Bag space is tough to come by

Other things will prove to be more difficult than you remember. Getting bags in the starting zone is nearly impossible: they don’t drop often and none of the vendors that I’ve found have them until I hit Darnassus. This means you will quickly find yourself having to make decisions like do I collect all this junk for later vendoring and hearth or do I trash everything, stay here, finish the quest and end up much poorer after I turn it in? Deciding between that one hearth you’ll get in this hour of gameplay time you have and losing out on precious silver you could use to buy ranks in your abilities is painful.

Oh, also — you need to train your character, which means going to a class trainer.

Leveling is going to cost you

When you start out on your journey at level 1, you have almost nothing. Everything you kill is a source of gear whether it actually drops a piece of gray vendor trash or white quality items that are upgrades because you have nothing. Either you’re getting gear or you can make some copper pieces by vendoring those drops.

If you’re used to the economy on live servers, you are going to feel the difference when you play Classic and you’re harvesting every last piece of everything you kill that you can fit in your bags. You’ll sell it all, reap a few silver combined, and immediately blow every cent on things like new ranks and abilities, which you can’t use until you train them.
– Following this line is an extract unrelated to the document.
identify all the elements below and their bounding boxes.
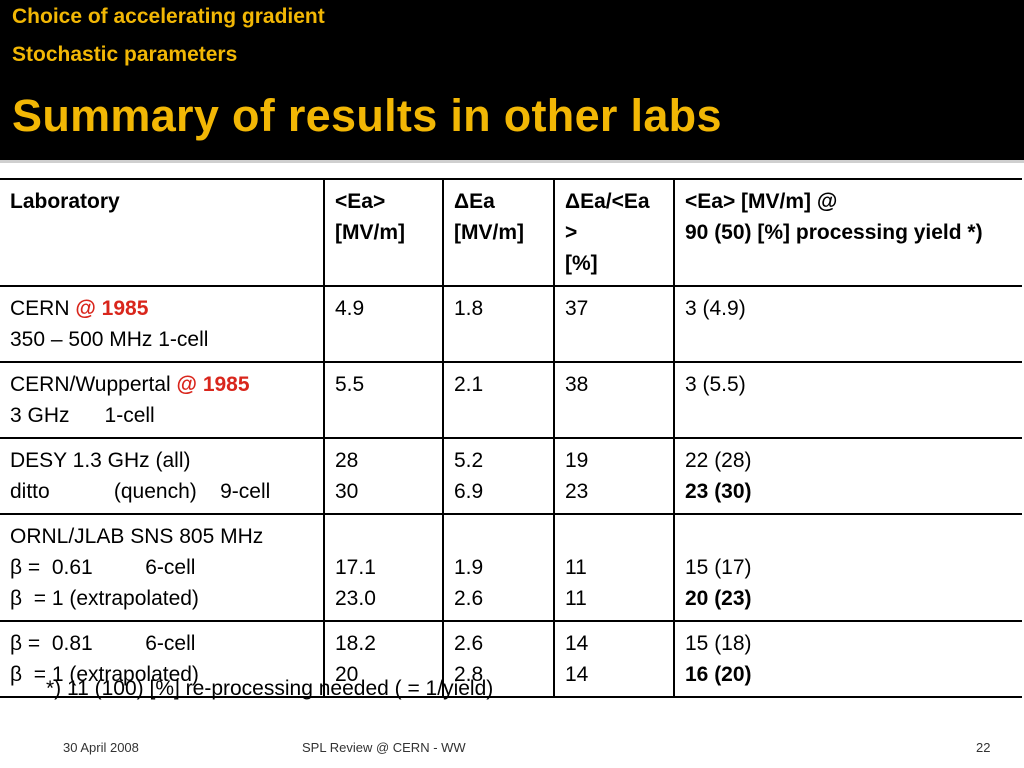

Gear is so scarce you’ll be happy with white-quality items

Green quest rewards aren’t for a while, and it’ll feel even longer than it actually is. You’ll only have your backpack to fit things until you finally get lucky on a drop or buy more bags, and every available slot will be tasked with getting you money to pick up the white gear available for sale at the first major town you arrive at after leaving the 1 to 5 starting zone. You’ll buy that gear because without it, you will likely die just doing the quests.

First Aid and Cooking are must-haves

You will also drop money on First Aid and Cooking and you’ll use both of them because without them your downtime between kills will be another factor keeping you from leveling atanything like a reasonable speed. Especially if you’re not playing a class with any healing spells, like a Mage or Warrior.

Nowadays First Aid became such an afterthought that they removed it, but back in the days we’re going back to with Classic the Triage quest was one of the most important quests you could do as you leveled up. It was a defining leveling moment.

 

And somehow, it’s still pretty fun

It’s actually a lot of fun, once you get used to it. This is where the real difficulty in WoW Classic comes from — not in how hard the mobs hit, but in how little you have to start with. Players who leveled to 60 back then found their next alt was a lot easier.